No entanto, a resistência popular deu outra mostra de coragem, e enquanto milhares de jovens se dispersavam e voltavam a se plantar estoicamente em frente às cercas em uma praça inundada pelos gases e a fumaça dos conteiners de lixo ardendo, portas adentro do Parlamento a oposição conseguiu o milagre de unir-se e, também, pressionar para que finalmente se suspendesse a sessão e a aprovação da lei ficasse, por ora, entre parênteses.

Quando a notícia correu de boca em boca, a praça estourou em júbilo. Milhares de vozes se uniram em um grito que define a necessidade que aflora nestas difíceis circunstâncias: “Unidade dos trabalhadores, e ao que não é justo, se fode, se fode”. Abraços fraternos e chorosos em meio a mais gases e balas de borracha, sorrisos de satisfação por ter dobrado o braço, ainda que seja momentaneamente, daqueles que representam o aspecto mais sinistro de uma sociedade que pretendem fascistizar lentamente. E é preciso reconhecer que em alguns setores a tentativa não vai tão mal, já que se escutam vozes de energúmenos que pedem mais repressão contra os pobres.

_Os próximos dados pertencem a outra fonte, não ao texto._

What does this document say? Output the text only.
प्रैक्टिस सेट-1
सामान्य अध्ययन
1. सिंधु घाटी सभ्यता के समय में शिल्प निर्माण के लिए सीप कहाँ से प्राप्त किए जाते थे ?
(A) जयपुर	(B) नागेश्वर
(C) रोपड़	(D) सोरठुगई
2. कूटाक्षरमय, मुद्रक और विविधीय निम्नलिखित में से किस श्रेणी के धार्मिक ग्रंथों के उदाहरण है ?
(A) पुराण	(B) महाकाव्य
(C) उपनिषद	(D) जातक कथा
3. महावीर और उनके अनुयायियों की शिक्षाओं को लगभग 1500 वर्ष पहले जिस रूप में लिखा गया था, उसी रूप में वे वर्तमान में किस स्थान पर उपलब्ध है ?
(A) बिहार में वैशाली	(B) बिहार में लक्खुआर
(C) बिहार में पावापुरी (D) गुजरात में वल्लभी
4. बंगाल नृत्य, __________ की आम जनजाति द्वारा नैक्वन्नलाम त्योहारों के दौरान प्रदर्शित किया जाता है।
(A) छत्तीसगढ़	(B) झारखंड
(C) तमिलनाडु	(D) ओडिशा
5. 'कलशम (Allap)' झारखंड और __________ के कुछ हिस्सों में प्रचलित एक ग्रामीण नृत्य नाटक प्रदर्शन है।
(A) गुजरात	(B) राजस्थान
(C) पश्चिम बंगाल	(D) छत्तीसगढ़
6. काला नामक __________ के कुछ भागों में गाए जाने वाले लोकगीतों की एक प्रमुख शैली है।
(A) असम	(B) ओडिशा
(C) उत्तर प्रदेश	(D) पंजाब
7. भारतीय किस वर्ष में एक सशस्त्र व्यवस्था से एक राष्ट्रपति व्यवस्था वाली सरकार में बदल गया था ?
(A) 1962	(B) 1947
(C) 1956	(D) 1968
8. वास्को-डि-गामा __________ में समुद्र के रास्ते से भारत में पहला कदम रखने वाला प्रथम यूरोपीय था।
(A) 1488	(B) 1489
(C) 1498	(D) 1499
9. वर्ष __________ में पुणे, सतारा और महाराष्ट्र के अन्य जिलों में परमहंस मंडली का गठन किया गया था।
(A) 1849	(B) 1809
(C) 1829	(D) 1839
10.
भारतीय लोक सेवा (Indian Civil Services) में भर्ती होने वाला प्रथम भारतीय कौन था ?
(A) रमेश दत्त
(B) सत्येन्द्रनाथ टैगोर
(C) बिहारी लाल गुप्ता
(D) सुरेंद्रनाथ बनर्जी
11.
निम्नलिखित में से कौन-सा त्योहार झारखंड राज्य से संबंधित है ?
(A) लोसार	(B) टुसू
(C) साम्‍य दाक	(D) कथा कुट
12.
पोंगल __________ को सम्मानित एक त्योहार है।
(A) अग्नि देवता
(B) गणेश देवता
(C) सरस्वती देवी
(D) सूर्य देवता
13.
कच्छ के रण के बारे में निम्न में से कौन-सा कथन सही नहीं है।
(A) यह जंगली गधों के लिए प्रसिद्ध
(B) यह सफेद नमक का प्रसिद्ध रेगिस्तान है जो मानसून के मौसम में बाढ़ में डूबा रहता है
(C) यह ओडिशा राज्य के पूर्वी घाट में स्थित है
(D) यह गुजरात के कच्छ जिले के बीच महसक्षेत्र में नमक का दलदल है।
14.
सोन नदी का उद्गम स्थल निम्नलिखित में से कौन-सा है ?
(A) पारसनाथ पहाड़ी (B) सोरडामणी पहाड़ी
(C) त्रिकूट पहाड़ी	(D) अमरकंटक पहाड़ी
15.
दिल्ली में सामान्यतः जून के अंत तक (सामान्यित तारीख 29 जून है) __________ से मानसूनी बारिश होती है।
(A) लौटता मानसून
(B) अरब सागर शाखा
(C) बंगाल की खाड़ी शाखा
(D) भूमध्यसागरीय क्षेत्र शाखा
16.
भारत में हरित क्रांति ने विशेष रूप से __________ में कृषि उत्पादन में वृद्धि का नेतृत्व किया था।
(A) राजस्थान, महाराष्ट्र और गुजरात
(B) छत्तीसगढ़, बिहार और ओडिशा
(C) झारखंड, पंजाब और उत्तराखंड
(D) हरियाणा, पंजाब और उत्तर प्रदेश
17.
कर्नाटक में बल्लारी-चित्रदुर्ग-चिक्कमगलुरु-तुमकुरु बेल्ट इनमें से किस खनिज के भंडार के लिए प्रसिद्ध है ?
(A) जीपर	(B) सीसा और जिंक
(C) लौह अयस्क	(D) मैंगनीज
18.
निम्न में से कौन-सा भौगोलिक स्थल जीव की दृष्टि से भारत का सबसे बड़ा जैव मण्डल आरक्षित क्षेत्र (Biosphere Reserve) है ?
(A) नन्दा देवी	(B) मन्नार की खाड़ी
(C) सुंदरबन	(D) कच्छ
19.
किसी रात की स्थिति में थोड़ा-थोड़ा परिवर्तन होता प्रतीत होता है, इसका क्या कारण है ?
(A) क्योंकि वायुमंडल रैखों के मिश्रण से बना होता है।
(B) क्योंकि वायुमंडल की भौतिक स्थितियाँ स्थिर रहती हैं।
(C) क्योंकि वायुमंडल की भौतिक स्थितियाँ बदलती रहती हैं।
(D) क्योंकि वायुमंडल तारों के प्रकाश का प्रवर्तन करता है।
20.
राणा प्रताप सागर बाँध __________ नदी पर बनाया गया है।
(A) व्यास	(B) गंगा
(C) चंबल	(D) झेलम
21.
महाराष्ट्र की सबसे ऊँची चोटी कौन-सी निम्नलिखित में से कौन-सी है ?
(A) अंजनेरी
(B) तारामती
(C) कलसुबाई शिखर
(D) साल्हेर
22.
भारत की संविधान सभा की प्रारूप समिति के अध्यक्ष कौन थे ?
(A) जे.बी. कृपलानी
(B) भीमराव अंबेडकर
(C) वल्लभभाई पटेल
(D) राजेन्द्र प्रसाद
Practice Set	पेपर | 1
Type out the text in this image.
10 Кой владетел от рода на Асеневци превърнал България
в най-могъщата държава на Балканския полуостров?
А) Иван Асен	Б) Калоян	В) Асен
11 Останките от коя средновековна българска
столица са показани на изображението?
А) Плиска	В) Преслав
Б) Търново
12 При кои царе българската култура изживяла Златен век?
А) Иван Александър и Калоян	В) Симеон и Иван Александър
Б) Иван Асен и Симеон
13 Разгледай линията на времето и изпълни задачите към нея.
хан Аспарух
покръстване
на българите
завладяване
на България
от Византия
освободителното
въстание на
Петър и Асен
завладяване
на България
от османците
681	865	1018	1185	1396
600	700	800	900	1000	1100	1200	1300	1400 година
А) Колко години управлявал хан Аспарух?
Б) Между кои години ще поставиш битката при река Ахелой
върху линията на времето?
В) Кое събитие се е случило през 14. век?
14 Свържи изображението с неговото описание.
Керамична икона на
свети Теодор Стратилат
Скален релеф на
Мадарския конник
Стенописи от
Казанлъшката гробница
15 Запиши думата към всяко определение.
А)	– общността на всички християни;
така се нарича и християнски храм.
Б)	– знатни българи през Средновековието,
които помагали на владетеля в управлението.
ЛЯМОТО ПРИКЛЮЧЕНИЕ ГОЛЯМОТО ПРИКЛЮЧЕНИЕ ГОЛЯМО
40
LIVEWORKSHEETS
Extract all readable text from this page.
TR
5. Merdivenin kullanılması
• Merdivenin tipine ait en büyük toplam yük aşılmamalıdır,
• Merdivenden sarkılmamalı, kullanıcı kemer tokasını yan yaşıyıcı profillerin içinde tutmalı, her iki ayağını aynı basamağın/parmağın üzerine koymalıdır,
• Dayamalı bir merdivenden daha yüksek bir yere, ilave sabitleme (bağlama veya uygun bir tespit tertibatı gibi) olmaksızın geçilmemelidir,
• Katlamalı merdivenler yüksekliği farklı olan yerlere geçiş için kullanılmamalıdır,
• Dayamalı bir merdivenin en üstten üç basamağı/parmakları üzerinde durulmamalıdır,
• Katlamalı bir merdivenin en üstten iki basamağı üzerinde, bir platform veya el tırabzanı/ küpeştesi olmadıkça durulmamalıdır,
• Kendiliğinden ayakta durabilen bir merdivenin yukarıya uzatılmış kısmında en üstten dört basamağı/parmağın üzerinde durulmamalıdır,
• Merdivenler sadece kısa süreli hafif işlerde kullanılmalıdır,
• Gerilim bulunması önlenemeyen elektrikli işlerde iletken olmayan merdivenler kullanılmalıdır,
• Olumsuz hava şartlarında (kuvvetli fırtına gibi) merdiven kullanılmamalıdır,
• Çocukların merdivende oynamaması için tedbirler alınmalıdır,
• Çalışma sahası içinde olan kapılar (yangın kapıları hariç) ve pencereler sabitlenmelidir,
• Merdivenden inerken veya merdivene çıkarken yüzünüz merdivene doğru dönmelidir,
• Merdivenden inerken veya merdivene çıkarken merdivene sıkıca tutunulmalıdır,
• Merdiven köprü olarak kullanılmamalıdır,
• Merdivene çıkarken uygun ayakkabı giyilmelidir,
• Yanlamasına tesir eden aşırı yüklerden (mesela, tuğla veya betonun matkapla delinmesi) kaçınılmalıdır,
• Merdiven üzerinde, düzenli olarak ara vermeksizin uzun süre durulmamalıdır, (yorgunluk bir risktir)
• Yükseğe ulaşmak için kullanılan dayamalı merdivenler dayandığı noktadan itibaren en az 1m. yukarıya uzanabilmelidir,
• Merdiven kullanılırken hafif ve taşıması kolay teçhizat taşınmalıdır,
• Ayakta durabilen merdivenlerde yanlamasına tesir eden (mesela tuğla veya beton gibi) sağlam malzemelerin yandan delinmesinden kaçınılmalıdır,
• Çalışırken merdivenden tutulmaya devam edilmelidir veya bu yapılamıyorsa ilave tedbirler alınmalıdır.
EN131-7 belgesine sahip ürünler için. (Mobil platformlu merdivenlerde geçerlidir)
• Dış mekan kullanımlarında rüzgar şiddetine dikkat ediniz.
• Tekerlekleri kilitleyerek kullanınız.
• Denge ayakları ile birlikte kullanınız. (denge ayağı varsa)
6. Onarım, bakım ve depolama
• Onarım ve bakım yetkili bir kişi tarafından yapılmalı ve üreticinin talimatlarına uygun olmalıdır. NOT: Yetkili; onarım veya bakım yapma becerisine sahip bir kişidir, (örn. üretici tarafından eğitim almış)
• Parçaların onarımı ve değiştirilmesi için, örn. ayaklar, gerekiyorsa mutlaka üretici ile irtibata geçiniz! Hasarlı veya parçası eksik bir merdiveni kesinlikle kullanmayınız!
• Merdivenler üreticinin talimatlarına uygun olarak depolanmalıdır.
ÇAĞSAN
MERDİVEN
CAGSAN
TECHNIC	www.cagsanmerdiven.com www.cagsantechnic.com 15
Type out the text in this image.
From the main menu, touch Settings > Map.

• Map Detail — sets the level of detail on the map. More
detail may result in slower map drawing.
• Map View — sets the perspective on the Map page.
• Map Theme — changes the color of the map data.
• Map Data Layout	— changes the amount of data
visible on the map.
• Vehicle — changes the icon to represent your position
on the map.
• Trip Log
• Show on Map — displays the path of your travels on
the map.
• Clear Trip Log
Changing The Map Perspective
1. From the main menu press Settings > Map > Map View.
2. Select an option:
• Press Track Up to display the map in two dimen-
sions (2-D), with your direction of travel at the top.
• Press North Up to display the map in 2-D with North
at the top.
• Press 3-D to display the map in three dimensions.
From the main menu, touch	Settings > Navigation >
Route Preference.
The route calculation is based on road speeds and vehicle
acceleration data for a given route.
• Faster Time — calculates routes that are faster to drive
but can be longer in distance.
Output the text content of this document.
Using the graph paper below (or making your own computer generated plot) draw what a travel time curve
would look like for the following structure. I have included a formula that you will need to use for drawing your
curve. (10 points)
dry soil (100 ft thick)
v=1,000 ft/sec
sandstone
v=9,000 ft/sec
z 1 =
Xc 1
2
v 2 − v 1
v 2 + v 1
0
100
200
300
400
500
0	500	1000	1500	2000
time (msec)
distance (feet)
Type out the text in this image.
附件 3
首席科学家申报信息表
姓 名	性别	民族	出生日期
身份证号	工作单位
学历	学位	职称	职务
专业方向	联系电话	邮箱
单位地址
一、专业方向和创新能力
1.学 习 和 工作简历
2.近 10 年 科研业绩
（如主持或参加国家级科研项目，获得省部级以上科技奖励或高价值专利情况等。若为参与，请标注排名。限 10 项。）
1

No final, um obrigado reconhecimento. De ninguém mais que não seja essa multidão que aguentou com pé firme na rua, é o mérito de ter conseguido esta pequena vitória em uma guerra declarada pelos poderosos e que continuará, sem dúvidas. A guarda prussiana do Governo, a partir de seu rancor e malignidade, seguiu durante várias horas mais seu particular “combate”, atropelando, golpeando com sanha e encarcerando aqueles que podiam atrapalhar. Esses tipos não têm arrego. São como os vistos recentemente em Honduras, no Brasil, em Barcelona ou na Palestina. Estão preparados para essa triste tarefa, incentivados e protegidos, neste caso por uma ministra que ultrapassou todos os limites em sua ação repressiva. Porém, desta vez todo seu armamento não serviu de nada. Em oposição, luzindo como escudo somente com a força moral que dá o fato de rebelar-se contra a injustiça, estava combatendo um povo que vai continuar demonstrando ao mundo que “aqui ninguém se rende”.

Portanto, esta quinta-feira foi um antes e um depois. O governo dos ricos sabe que, daqui em diante, não será tão fácil continuar com a subjugação de direitos e liberdades. Desta vez, os de baixo mostraram-lhe o cartão vermelho.